BTIG: majority of Americans would drop ESPN
Details
Joseph O'Halloran
| 14 January 2016
In what could be regarded as alarming news not only to the sports channel but also its rivals, research from BTIG has concluded that ESPN could face a subscriber exodus in 2016.
RTVN 14 Jan 2016 BTIG ESPNIn a report written by respected analyst Richard Greenfield, BTIG believes that ESPN is in serious trouble, having been ‘vastly’ over-earning and that it is now incapable of fulfilling its plan of going direct-to-consumer (DTC). The main reason for this, argued Greenfield, was that ESPN had spent far too heavily on long-term sports rights contracts, given the deteriorating state of the multi-channel video bundle and the accelerating shift of TV ad dollars to mobile.
ESPN has traditionally been Disney’s single largest source of profit, driving $6.8 billion in operating profit in the last fiscal year, or 46% of the company’s total. Yet Disney’s December 2015 10K filing revealed that ESPN has lost seven million subscribers over the last two years. In absolute terms that is ESPN’s subscriber base dropping to 92 million as of 3 October 2015, down from 95 million a year previously.
To substantiate its case, BTIG commissioned market intelligence company Civic Science to survey the views of US multi-channel television subscribers and found that more than half (56%) of those who currently subscribe to cable would remove ESPN/ESPN2 to save $8 per month. Fascinatingly, and maybe contrary to expectation, these results did not vary by age, producing similar behaviour among millennials, Gen X’ers and Baby Boomers all similar, adjusting for the survey’s margin of error. Civic Science excluded respondents who indicated they did not currently subscribe to multichannel television.
Furthermore, the BTIG survey also found, that only 6% of respondents would subscribe to ESPN/ESPN2 at $20/month if the channels were available as a standalone package such as Netflix or Hulu.
This latter data point was critical for two reasons said Greenfield. “As soon as ESPN launches a DTC offering, it will remove the ‘protection’ they receive from cable/satellite distributors who guarantee ESPN a certain level of penetration. So no matter what price point ESPN/ESPN2 launch DTC, it enables their legacy distributors such as Comcast to offer far more robust channel packages without ESPN,” he noted.

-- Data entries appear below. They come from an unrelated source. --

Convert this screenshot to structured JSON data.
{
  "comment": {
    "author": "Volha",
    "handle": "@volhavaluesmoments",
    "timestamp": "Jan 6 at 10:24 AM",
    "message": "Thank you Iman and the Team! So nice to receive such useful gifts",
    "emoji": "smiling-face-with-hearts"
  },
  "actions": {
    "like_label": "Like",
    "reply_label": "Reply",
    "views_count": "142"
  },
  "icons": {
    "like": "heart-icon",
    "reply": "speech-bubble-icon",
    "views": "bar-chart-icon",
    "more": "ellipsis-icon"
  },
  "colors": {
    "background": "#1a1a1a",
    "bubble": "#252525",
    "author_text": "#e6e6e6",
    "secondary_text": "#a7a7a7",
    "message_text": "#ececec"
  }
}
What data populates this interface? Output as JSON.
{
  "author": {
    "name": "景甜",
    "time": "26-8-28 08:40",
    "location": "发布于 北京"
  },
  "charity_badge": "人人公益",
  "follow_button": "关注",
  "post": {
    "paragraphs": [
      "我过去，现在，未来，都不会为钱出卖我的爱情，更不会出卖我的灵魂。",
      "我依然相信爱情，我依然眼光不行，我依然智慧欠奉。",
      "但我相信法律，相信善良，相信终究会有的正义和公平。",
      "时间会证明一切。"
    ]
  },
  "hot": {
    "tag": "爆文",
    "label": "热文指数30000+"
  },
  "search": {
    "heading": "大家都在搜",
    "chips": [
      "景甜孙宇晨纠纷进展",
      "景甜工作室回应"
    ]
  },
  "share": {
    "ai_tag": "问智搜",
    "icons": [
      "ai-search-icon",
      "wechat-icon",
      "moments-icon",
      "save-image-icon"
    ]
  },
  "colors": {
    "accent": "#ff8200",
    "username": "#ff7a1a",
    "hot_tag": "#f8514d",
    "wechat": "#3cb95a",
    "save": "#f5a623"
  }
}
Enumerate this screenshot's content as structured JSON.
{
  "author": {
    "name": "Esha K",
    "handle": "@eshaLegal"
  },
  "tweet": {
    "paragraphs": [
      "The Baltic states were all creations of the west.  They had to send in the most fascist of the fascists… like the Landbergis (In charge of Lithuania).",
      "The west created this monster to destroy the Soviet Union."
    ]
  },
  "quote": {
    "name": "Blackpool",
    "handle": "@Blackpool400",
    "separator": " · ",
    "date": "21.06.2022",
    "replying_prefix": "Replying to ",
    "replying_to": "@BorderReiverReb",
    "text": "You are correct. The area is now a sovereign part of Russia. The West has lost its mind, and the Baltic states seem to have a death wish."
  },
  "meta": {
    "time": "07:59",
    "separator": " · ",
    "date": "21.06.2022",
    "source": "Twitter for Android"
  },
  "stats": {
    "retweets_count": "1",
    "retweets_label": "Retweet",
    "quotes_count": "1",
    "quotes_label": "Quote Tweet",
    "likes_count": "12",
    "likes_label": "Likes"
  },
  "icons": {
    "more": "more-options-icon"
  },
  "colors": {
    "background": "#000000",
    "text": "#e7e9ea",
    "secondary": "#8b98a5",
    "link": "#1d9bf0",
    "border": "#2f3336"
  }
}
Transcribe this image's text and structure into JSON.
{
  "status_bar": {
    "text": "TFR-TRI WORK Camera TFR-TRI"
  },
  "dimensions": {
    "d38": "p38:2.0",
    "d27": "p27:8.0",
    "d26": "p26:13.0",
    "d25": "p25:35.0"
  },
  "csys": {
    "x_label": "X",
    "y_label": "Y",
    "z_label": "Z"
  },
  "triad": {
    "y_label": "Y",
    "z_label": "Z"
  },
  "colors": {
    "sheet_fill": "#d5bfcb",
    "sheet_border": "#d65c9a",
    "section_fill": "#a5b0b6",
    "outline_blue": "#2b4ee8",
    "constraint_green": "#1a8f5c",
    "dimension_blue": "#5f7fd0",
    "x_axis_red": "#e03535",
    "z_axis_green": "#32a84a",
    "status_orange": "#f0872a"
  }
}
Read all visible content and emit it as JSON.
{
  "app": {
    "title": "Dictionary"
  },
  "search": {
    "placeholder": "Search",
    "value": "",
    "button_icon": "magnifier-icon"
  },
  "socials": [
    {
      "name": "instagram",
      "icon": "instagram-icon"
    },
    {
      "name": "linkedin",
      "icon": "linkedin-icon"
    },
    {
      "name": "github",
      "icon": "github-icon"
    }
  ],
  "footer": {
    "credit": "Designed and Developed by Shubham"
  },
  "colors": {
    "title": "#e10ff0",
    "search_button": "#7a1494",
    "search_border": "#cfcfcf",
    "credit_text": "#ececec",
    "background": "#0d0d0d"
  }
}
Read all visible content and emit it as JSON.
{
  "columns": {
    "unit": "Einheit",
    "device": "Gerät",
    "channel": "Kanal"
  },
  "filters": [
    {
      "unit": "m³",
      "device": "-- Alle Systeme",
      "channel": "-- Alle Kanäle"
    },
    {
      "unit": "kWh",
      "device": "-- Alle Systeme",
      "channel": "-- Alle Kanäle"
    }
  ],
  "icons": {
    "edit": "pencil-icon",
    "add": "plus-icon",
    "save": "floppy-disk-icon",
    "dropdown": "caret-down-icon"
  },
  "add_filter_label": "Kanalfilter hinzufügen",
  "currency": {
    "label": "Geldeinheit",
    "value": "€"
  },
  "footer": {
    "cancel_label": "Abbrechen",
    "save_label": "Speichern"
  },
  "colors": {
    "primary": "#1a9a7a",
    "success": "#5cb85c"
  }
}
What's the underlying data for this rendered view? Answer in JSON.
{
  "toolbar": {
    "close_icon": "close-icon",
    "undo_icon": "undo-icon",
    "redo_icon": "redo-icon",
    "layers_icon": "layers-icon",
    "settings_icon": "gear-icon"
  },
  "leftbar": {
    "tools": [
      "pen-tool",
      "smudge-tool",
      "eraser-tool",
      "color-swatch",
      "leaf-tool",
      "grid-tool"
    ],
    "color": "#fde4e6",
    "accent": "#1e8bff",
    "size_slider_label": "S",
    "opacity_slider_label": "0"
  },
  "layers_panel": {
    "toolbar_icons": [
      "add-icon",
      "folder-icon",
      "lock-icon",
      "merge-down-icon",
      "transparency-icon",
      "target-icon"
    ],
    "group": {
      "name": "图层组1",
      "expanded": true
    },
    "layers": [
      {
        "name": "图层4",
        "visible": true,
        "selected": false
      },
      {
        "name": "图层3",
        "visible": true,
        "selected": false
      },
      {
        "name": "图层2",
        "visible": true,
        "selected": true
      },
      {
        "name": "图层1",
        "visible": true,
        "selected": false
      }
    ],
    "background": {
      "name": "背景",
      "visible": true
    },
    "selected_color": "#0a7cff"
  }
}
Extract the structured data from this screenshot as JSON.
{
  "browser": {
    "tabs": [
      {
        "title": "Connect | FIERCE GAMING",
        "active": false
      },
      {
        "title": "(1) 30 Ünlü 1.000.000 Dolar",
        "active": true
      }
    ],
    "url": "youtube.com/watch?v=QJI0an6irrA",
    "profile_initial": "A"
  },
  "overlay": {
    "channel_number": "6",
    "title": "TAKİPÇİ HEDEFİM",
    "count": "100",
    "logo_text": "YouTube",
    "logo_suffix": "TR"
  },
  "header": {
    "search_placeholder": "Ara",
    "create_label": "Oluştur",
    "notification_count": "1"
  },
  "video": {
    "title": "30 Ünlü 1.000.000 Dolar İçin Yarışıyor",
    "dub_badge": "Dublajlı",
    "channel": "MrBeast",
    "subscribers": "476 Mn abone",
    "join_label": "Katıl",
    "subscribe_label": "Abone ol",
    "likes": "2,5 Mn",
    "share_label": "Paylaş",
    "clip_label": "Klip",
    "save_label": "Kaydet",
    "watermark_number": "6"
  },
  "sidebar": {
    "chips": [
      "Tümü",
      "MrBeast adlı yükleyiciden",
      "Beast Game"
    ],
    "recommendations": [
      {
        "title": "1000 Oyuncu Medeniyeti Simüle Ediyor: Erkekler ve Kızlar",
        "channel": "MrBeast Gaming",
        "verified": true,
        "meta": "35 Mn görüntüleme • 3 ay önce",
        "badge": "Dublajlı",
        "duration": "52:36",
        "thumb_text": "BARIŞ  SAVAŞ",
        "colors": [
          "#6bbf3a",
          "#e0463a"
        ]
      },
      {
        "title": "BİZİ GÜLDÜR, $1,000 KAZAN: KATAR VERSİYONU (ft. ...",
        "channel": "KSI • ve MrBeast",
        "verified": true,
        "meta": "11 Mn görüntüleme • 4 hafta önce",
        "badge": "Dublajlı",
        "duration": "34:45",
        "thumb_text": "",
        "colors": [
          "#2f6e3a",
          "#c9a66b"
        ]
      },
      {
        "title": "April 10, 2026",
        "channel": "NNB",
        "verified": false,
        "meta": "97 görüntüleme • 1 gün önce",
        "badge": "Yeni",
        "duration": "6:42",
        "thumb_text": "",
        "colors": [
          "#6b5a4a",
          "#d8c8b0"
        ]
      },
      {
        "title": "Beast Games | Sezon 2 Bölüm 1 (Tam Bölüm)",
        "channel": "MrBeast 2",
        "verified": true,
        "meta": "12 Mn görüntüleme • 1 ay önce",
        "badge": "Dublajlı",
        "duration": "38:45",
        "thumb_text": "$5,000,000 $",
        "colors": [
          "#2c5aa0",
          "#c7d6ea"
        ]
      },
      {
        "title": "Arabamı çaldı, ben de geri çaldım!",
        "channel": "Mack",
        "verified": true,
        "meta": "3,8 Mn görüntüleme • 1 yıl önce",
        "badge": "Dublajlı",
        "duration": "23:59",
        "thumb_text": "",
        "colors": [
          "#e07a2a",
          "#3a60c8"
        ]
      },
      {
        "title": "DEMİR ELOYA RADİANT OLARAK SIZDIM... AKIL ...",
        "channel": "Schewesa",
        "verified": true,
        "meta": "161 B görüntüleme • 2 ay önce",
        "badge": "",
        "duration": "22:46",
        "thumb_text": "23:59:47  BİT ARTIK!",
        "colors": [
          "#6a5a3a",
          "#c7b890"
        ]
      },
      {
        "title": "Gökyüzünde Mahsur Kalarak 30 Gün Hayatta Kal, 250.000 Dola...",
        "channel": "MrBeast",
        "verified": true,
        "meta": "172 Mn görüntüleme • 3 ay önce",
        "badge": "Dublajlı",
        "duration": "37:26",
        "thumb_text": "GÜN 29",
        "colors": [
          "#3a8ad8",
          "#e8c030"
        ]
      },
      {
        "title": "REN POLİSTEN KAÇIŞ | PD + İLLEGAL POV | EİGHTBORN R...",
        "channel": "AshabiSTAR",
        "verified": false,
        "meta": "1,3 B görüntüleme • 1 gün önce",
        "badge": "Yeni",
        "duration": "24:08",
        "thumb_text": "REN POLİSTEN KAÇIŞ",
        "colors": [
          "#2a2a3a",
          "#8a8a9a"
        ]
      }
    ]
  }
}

“Second, it shows how much Disney’s ESPN is over-earning. Cable programmers have forced MVPDs to distribute channels to consumers who do not want them, hiding behind the supposedly great ‘price/value’ relationship of the bundle ... More than half the country would like to save 10% of their cable bill by removing ESPN and ESPN2, but they are unable to based on the programming contracts that Disney/ESPN have signed with MVPDs. Given the high degree of fixed sports-rights costs that continue to escalate, ESPN margins could suffer meaningfully as cord-cutting/shaving/nevering accelerates. The price/value of ESPN and ESPN2 is simply too high for a majority of US consumers today.”